Particularly because of the work of the Norf Collective, the Jefferson Street corridor has seen a recent explosion of murals and other public art. One of the oldest pieces on Jefferson, which helped kick start the public art movement along this historic street, is a Michael Cooper (of Murals and More) piece at the I-40 underpass. This 2009 piece was a collaboration between Cooper and local high school students. Cooper took drawings and designs from the students and turned them into a coherent mural. After Cooper drew it, students joined in painting it. The mural honors the Freedom Riders. Jefferson, of course, has long been the beating heart of the African American community in Nashville, and students from the three universities along the road, Fisk, Meharry Medical, and Tennesee State, were active in the Freedom Riders and numerous other activities in the Civil Rights era. The placement of the mural is poignant for another reason. I-40, I-65, and I-440 cut the Jefferson Street neighborhood into pieces, doing everlasting damage that the community continues to work to repair. Nashville is hardly the only city where the interstates were built through the heart of African American neighborhoods. It was a common practice. If you have wondered why some protesters have taken to blocking interstates, there’s definitely a history there. This mural has been vandalized in the past, which forced Cooper to coat it with a clear coating that makes vandalism easier to remove.
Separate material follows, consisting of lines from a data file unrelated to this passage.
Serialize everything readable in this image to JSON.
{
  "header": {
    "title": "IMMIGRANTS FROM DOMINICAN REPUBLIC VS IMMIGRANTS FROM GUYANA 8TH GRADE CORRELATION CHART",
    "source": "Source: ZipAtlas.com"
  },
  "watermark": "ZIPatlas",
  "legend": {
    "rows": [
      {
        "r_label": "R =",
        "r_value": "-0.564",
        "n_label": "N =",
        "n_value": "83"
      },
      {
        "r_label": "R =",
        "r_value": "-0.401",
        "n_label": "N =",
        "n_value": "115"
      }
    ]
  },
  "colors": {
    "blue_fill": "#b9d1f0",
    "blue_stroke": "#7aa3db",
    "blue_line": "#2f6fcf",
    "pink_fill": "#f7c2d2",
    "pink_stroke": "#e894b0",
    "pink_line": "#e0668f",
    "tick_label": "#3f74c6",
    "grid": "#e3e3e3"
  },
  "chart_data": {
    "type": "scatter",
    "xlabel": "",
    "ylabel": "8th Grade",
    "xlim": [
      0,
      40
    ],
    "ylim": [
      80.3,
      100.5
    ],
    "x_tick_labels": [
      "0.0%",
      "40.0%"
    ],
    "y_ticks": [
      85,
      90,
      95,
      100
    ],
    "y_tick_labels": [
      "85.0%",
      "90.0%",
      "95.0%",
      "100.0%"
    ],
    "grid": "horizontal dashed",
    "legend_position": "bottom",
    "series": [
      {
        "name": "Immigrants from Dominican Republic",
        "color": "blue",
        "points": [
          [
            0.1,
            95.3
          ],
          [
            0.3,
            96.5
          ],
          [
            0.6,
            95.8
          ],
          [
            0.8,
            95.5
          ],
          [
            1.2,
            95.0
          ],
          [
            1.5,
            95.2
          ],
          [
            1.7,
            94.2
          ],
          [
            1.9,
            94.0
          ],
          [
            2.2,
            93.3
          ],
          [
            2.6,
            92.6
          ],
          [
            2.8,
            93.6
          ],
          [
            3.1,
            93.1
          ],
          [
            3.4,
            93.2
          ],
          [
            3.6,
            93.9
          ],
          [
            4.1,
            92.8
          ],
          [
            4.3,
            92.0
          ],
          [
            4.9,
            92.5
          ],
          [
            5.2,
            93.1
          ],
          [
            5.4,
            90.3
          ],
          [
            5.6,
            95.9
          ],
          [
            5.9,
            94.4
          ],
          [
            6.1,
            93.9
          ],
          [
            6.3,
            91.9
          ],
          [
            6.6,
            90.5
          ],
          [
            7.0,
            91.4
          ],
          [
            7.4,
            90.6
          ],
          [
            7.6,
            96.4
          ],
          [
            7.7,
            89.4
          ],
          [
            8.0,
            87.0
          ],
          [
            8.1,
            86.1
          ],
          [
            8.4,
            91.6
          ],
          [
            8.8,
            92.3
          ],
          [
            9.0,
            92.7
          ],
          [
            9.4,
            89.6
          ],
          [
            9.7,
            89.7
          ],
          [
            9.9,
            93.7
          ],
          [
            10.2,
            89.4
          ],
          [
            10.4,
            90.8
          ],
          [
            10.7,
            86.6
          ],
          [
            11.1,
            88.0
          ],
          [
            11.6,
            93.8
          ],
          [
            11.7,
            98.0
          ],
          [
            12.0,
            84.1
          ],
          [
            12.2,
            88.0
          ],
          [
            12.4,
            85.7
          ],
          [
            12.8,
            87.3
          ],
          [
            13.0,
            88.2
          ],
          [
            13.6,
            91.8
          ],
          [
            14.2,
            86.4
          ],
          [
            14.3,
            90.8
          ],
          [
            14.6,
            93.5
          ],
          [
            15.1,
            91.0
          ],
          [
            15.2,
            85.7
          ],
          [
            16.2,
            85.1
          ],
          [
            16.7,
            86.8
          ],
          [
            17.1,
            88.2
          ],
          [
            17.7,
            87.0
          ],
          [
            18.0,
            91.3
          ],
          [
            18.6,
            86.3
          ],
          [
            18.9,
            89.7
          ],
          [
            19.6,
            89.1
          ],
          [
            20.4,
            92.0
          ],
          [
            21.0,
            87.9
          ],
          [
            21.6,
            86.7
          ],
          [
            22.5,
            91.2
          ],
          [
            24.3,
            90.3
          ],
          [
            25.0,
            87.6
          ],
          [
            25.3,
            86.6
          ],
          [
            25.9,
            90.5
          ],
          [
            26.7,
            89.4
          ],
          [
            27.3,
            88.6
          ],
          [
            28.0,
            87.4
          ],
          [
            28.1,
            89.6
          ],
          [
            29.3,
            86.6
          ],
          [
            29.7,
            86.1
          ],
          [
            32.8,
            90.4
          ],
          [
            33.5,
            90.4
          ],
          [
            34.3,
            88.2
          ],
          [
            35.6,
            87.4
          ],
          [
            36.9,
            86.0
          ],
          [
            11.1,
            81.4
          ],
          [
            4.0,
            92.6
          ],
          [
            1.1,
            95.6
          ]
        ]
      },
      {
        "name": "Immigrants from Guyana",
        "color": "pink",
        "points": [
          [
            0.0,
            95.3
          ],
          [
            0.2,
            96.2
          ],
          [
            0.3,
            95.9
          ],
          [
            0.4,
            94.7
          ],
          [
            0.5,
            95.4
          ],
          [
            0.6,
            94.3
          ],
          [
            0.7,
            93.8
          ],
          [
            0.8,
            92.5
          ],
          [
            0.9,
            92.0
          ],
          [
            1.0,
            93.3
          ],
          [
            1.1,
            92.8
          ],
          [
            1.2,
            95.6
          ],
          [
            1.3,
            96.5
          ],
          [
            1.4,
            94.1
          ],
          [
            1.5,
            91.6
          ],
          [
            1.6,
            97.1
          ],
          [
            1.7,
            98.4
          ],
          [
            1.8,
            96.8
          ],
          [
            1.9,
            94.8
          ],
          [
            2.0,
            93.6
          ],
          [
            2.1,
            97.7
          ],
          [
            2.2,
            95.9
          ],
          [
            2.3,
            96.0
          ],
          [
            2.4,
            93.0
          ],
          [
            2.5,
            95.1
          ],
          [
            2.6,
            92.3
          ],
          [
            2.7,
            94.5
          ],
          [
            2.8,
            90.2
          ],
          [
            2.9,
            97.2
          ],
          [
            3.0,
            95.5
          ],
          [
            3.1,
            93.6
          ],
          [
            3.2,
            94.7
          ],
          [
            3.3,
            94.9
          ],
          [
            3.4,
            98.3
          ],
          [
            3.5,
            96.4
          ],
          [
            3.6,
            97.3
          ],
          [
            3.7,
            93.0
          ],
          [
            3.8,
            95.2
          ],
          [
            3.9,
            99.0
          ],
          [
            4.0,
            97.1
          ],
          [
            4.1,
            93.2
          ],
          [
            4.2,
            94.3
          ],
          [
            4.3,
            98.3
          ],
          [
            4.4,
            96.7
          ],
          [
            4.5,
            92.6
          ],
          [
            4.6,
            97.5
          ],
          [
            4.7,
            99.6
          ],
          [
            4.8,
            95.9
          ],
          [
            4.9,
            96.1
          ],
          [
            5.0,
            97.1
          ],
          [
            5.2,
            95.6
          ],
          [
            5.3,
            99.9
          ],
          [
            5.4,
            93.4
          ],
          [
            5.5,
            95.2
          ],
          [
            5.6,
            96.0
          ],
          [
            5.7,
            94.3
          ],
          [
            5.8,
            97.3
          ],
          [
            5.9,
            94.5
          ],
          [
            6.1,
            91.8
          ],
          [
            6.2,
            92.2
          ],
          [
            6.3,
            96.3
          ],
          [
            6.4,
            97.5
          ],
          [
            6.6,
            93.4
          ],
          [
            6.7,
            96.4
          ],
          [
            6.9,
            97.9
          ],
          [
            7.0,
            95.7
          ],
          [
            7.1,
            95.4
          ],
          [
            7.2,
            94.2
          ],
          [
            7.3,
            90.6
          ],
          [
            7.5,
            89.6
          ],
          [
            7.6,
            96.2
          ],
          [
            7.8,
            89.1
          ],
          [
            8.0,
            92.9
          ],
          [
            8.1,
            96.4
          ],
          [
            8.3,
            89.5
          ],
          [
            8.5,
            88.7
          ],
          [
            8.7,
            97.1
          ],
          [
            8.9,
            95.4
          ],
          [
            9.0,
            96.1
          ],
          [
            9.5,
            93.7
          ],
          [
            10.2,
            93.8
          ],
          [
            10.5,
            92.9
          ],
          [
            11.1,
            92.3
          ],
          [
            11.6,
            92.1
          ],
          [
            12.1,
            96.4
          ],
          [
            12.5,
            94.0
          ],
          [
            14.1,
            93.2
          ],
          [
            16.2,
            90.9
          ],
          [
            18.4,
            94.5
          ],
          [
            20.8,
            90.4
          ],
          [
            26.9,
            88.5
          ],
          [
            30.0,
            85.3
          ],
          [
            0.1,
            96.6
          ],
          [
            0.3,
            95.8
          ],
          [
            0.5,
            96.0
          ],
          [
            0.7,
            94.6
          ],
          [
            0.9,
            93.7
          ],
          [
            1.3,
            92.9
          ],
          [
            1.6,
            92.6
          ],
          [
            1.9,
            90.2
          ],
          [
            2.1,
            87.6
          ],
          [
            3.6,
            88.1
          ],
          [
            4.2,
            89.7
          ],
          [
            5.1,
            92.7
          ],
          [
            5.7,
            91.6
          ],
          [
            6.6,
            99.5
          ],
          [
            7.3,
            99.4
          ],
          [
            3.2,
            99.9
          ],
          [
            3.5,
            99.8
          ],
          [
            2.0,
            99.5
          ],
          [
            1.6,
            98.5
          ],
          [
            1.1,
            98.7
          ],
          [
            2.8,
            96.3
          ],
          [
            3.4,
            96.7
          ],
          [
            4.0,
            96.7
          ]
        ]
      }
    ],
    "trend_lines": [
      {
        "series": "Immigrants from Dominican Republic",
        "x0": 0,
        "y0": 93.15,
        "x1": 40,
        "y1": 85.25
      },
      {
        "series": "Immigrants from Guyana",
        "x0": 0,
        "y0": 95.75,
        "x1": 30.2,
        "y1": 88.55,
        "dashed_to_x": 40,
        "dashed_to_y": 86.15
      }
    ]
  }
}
Located on the southwest side of the I-40 underpass on Jefferson Street, at the beginning of the 2500 block. Street parking is available across the street, though traffic can make crossing hard. Some parking is available at nearby business.


Welcome to the garden

Garden Brunch Cafe mural by Norf Collective

In honor of the Jefferson Street Art Crawl which I visited this evening, some Jefferson Street art. Why, you might ask, is this picture taken at such an odd angle? Well, there’s a fence in the way. A fence that serves no obvious purpose other than blocking a clear view of this mural. This is a Norf Collective piece (their website is down as of this posting – I’ll add the link if it comes back up), done as part of the Jefferson Street Community Health Fair last August. See the Get healthy! post for more details. It’s found on the east wall of the Garden Brunch Cafe (which I recommend), so the depiction of a quiet garden makes sense.

UPDATE: Here’s their Facebook page. And the website is up and running.

Located at 924 Jefferson Street. If you are there for a meal, and why wouldn’t you be, the restaurant has parking in back. You can probably also park next door at Popeye’s or the church behind the Garden Brunch Cafe.